Reputation: 702
I'm trying to get player names from the scoring table on http://www.pgatour.com/leaderboard.html page, but searching for it with getElementsByTagName using PowerShell returns nothing:
$HTML = Invoke-WebRequest -Uri http://www.pgatour.com/leaderboard.html
$HTML.ParsedHtml.getElementsByTagName("a") | where { $_.className -like '*expansion*' }
Searching for class name in web browser's developer tools using .name.expansion CSS selector returns player names that I need, but as far as I know there is no way to search using CSS selector in PowerShell.
I also tried to use $HTML.AllElements, but with no luck.

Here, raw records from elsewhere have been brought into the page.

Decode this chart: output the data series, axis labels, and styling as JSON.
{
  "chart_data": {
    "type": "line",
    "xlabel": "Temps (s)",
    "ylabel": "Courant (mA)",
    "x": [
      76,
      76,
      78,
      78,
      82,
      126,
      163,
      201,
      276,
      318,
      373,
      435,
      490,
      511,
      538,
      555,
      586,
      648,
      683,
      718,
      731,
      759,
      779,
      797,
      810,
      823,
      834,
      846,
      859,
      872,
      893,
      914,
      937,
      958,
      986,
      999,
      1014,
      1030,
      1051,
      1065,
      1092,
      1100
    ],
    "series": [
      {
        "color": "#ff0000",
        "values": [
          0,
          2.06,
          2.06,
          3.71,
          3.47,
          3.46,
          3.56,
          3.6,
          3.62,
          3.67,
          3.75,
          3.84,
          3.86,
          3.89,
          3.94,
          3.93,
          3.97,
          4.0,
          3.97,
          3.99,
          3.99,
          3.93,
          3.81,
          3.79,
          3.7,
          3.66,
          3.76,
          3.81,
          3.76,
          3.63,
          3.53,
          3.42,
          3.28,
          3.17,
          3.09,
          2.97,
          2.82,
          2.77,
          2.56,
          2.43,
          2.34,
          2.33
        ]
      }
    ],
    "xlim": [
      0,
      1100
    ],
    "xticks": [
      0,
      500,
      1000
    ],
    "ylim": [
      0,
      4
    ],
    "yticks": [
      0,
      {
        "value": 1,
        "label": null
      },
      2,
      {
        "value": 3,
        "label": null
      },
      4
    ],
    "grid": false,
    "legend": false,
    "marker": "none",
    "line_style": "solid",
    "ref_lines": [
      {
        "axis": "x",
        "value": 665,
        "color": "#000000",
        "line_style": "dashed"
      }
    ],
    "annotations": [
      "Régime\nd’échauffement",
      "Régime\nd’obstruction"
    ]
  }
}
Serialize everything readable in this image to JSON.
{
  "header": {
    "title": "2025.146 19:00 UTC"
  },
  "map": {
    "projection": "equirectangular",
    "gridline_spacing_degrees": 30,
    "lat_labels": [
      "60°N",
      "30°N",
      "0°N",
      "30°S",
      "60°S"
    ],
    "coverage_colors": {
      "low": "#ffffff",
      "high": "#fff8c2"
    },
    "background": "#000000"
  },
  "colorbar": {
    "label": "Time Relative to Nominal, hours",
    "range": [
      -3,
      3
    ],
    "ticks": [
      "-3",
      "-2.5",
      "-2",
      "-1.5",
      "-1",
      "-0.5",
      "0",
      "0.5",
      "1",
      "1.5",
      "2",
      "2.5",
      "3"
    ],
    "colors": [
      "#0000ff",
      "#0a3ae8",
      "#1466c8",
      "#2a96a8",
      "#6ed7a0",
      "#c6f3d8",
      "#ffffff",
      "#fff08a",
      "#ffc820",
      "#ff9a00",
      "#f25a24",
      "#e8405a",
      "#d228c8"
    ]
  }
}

Please advise on what is the best way to resolve this task. Thanks!
Upvotes: 1
Views: 2269
Reputation: 67
The problem is that you don't get same page in powershell, as in browser. To check it, try the code:
$HTML = Invoke-WebRequest -Uri "http://www.pgatour.com/leaderboard.html"
$HTML.Content > leaderboard.html
Then open leaderboard.html in browser. As you can see, there is message
It appears your browser may be outdated. For the best website experience, we recommend updating your browser.
And leaderboard is missing. What you can try, is to get content via IE
$ie = New-Object -com InternetExplorer.Application
#$ie.visible=$true
$ie.navigate("http://www.pgatour.com/leaderboard.html")
while($ie.ReadyState -ne 4) {start-sleep -m 100} #waiting for page is ready
start-sleep -s 30 #waiting for leaderboard to load
$ahrefs = $ie.Document.getElementsByTagName("a")
$names = ($ahrefs | where {$_.className -eq "name expansion"})
$names | foreach {write-host $_.textContent}
Note, the solution above is extremely slow
Upvotes: 1